A student taking a closer look at the soft shell snails, known locally as tekoyong, which are making a comeback to the former dumping ground at KWNP.

When the students returned with a group of undergraduates from Universiti Malaysia Sarawak (Unimas) to complete their mangrove replanting project at the wetland last week, they were pleasantly surprise to find fish, wetland crabs, birds as well as signs of estuarine crocodiles and mammals such as proboscis monkey and Griffiths silver leaf monkey on the plot they had replanted just 17 months ago.

Coordinator of ecoBako project Violet Tay revealed in a press release yesterday that the mangrove seedlings planted in 2013 with students from seven surrounding schools were growing very quickly.

ecoBako project is a mangrove replanting project at the park undertaken by Petronas in collaboration with Sarawak Forest Department (SFD).

With the help of students and even musicians, Petronas and SFD have replanted more than 3,000 mangrove seedlings on the 5-hectare plot which sits on the bank of Sungai Lemidin that flow across the 6,610 hectares of wetland park.

According to SFD director Sapuan Ahmad, the KWNP are now home to hundreds of species of birds, mammals and fishes.
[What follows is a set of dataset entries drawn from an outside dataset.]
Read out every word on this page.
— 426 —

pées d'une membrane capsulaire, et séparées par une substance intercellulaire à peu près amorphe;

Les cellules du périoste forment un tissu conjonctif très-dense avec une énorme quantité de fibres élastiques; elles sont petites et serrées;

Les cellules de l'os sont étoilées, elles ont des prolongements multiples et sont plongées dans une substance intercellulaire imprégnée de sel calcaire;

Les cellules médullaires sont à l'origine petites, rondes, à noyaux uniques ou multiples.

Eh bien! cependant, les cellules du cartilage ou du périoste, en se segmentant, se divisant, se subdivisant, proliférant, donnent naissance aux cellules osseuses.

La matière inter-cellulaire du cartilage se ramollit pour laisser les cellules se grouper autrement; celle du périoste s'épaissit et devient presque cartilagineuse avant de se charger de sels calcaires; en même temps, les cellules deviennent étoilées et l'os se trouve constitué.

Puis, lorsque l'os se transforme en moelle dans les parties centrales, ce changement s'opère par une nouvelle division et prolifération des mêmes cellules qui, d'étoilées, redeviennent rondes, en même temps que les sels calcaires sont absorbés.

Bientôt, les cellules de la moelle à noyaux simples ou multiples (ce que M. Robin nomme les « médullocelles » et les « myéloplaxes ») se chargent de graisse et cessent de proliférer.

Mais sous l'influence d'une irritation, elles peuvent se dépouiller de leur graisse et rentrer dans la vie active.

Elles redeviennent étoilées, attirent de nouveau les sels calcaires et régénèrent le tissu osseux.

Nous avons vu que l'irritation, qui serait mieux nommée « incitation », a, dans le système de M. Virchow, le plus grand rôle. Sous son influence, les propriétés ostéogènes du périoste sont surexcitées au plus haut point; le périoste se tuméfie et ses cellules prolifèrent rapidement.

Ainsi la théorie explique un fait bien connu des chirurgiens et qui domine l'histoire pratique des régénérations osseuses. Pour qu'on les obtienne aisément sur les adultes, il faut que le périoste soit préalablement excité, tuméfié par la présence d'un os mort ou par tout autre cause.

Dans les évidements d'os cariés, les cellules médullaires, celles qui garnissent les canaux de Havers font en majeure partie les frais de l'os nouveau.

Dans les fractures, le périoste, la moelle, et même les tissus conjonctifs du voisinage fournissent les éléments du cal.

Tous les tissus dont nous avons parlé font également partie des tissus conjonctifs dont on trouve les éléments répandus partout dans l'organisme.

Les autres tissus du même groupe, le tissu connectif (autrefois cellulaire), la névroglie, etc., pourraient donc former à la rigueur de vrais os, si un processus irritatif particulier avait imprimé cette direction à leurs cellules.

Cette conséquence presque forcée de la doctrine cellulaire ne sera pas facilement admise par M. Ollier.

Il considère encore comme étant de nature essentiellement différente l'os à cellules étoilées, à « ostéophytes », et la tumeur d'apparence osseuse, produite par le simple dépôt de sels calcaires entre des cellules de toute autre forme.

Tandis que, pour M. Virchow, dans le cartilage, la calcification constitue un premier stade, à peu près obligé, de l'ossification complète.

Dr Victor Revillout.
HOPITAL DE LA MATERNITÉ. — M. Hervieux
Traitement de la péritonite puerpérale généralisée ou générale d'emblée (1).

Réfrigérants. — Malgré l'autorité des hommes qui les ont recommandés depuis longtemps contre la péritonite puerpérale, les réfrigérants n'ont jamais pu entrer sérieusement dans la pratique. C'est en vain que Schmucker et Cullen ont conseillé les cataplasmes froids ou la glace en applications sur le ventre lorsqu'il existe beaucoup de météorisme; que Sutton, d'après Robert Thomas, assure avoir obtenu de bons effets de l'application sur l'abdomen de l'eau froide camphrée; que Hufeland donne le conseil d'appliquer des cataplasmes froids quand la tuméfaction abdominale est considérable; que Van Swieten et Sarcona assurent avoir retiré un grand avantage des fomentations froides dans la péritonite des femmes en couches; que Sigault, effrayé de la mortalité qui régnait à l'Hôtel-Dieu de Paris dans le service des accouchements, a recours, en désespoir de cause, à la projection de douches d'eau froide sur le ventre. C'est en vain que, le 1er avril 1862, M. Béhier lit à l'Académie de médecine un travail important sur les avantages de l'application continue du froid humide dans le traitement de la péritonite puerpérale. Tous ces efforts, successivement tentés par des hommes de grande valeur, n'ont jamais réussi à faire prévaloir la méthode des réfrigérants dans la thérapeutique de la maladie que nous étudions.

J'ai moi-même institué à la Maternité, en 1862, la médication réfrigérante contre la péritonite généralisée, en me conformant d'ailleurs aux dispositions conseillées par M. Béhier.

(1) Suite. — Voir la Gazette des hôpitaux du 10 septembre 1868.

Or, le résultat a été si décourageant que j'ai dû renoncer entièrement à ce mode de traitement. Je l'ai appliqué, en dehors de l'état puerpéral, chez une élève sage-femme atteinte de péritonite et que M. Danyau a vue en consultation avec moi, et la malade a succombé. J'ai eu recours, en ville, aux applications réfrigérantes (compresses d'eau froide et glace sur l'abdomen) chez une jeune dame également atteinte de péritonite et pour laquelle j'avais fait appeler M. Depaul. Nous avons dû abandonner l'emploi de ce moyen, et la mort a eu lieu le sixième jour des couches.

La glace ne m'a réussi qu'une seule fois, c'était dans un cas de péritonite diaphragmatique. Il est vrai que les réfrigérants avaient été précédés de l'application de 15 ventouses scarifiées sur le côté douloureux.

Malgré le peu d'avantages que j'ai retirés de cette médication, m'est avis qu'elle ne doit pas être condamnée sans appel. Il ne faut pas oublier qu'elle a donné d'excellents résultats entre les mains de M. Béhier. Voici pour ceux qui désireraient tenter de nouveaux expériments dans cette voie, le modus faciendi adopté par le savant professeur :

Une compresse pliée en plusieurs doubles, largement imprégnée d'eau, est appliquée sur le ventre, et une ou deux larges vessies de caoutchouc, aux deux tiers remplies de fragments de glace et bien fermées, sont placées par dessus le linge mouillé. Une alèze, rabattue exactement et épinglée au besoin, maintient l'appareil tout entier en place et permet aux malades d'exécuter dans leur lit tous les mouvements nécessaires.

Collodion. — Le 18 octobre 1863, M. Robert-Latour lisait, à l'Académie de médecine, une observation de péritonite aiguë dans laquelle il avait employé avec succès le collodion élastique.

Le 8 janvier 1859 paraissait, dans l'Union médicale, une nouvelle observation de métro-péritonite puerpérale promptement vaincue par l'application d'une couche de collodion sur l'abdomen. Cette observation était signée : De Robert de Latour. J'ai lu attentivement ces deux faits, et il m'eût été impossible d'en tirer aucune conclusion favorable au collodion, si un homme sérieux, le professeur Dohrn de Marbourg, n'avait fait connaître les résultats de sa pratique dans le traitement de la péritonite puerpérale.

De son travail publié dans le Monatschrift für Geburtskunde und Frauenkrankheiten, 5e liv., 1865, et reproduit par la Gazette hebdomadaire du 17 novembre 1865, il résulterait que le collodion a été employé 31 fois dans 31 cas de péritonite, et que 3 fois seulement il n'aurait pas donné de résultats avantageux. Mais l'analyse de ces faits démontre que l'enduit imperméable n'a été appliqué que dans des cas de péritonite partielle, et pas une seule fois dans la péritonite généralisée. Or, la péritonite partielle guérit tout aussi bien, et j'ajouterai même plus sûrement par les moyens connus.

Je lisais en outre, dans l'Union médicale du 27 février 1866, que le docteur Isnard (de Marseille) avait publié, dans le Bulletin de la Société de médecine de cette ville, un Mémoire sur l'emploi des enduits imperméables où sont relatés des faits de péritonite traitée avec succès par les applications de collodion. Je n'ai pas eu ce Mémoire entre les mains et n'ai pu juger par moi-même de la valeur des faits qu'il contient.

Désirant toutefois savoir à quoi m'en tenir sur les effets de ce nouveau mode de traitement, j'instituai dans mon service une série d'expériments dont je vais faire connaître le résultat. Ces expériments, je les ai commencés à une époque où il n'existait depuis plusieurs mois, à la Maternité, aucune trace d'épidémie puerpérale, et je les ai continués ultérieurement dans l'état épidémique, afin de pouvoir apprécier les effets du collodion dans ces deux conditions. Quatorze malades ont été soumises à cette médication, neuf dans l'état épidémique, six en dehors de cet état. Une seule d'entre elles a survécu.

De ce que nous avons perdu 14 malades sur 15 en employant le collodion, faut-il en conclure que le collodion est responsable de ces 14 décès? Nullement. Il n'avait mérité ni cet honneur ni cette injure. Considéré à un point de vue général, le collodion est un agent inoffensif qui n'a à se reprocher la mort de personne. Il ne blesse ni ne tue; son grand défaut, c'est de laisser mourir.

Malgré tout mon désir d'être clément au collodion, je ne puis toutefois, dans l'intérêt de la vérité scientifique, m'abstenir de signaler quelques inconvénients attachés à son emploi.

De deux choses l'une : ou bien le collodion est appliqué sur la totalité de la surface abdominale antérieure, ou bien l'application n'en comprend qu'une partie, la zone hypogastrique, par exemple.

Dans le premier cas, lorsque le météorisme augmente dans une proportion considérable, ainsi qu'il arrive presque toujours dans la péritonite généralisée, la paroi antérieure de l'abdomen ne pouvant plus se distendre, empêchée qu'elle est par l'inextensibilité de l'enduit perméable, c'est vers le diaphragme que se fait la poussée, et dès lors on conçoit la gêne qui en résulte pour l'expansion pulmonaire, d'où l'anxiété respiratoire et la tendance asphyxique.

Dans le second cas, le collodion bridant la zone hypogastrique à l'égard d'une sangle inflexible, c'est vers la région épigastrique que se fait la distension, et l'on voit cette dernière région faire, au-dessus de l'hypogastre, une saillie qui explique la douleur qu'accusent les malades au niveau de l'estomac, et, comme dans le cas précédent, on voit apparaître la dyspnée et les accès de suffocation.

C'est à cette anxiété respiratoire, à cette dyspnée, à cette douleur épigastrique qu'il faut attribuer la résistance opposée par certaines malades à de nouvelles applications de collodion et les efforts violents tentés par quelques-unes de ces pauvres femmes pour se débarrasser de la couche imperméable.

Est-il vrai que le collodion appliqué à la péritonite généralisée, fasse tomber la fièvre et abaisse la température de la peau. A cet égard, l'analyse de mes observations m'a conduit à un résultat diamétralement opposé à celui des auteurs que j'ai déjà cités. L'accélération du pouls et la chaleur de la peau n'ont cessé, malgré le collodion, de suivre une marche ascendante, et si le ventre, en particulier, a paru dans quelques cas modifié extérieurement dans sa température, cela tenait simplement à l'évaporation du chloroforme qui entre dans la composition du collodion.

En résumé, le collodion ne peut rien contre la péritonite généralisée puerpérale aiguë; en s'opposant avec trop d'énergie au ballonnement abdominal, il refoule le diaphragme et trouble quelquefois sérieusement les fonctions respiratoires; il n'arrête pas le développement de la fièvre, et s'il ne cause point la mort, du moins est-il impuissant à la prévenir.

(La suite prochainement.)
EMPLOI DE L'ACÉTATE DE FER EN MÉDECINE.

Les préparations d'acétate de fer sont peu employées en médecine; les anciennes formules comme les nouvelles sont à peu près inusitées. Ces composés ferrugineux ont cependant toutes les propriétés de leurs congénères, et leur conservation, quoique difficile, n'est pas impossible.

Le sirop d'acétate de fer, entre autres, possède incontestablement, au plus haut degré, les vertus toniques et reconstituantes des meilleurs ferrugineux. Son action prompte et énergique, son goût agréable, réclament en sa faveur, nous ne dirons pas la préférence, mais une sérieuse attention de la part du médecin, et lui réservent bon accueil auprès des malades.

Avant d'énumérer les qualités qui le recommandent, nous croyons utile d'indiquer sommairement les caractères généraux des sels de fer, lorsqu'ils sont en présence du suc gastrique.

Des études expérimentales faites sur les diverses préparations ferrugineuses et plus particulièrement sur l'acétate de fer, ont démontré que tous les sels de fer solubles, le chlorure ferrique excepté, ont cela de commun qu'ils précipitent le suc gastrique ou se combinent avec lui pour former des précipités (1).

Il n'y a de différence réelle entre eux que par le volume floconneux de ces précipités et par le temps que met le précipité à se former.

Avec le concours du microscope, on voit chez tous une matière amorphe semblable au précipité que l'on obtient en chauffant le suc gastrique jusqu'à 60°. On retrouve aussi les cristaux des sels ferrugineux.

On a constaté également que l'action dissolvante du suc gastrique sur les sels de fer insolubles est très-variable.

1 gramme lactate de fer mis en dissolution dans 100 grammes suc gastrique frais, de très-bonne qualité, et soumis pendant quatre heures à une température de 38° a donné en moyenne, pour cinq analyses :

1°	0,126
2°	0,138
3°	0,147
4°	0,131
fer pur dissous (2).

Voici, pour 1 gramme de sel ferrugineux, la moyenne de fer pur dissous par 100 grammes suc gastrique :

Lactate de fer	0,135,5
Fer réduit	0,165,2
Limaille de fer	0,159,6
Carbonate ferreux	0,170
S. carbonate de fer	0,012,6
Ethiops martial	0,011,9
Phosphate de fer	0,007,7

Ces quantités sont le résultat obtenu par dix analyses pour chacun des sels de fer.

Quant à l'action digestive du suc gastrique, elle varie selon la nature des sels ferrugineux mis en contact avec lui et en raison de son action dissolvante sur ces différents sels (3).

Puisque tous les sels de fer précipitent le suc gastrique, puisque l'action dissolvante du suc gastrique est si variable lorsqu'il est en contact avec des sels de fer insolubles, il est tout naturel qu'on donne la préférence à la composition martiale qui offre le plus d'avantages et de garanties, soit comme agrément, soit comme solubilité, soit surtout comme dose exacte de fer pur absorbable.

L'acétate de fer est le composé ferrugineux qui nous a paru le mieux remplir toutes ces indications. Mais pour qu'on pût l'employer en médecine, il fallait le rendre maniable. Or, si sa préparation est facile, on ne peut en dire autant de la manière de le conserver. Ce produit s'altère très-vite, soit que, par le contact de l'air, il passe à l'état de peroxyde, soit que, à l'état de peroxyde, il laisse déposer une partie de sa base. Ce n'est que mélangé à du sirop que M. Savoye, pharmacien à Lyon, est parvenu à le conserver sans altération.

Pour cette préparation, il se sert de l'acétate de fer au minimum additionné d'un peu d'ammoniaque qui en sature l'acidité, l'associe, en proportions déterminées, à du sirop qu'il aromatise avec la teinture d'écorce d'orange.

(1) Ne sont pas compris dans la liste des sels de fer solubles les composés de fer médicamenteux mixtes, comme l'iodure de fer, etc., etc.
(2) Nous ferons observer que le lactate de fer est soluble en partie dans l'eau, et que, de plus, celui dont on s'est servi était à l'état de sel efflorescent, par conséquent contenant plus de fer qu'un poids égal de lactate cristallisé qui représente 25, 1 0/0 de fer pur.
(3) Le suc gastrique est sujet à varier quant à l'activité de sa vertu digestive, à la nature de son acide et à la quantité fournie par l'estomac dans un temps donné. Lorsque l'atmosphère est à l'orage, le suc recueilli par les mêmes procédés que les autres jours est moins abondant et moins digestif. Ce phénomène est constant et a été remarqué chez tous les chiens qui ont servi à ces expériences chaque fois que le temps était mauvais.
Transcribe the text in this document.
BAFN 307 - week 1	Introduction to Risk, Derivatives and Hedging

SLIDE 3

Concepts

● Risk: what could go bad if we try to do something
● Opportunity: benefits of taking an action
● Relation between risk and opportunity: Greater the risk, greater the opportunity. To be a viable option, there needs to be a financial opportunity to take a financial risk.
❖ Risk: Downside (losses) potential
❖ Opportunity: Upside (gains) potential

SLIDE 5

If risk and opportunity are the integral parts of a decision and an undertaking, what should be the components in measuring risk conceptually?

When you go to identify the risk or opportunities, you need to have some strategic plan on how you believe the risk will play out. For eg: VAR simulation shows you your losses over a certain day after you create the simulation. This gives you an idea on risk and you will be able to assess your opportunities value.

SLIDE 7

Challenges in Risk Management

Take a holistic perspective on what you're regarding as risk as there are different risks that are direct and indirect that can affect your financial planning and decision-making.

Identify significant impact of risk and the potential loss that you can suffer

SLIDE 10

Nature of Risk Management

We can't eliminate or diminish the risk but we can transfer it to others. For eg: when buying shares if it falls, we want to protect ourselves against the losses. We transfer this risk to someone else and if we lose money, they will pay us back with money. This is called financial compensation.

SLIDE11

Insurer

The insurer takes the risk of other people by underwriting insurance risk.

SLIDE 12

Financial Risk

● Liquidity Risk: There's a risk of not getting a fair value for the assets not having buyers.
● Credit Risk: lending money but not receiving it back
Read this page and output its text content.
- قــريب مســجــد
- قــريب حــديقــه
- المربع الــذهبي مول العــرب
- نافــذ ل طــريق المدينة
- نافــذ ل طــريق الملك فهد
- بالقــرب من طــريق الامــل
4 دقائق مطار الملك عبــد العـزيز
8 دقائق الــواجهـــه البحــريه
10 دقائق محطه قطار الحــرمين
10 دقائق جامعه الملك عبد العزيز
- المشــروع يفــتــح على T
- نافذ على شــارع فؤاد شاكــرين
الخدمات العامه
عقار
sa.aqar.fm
“The KWNP is now the habitat for 100 species of birds with 42 considered as high conservation value species and the most vulnerable of which is the Lesser Adjutant.

“There are eight species of mammals, of which six are categorised as high conservation value species, such as the Proboscis monkey and the Griffiths Silver Leaf monkey. The estuarine crocodile can also be found within the wetland,” he said.

He added four species of dolphins, two of which are Irrawaddy Dolphin and Finless Porpoise, were also found swimming at Sungai Lemidin, part of the KWNP.

“The KWNP supports at least 121 species of fishes from 78 genera and 44 families, thus comparable or higher than other mangrove areas in Sarawak in terms of population number and diversity,” he explained.

Meanwhile, the KWNP is already attracting interest from local scientists to conduct scientific research in the vast wetland park. Among them is Dr Chong Yee Ling, the coordinator of Zoology Department at the Faculty of Resource Science and Technology Universiti Malaysia Sarawak.

Chong said she intends to conduct a scientific study at the wetland to investigate the diversity of enteric virome of proboscis monkeys.

“We want to collect sample of the faeces of proboscis monkey at the KWNP for sequencing,” she said when met at the ecoBako programme last week.

“We want to identify the type of virus found in the faeces of the proboscis monkeys in the wetland and then find out how closely related they are to the viruses in humans,” she said.

“The findings of this proposed study will provide extensive information on the virome richness and diversity of the proboscis monkey, and potentially correlate with its diets or feeding behaviors. This will result in a clearer understanding of the virus ecology of the non-human primates, which is important to understand their intestinal immunology,” she said.

The KWNP was listed as Ramsar Site in November 2005 as it was deemed to be of international importance under the Ramsar Convention – an international treaty on conservation and sustainable utilization of wetlands signed in the city of Ramsar, Iran in 1971.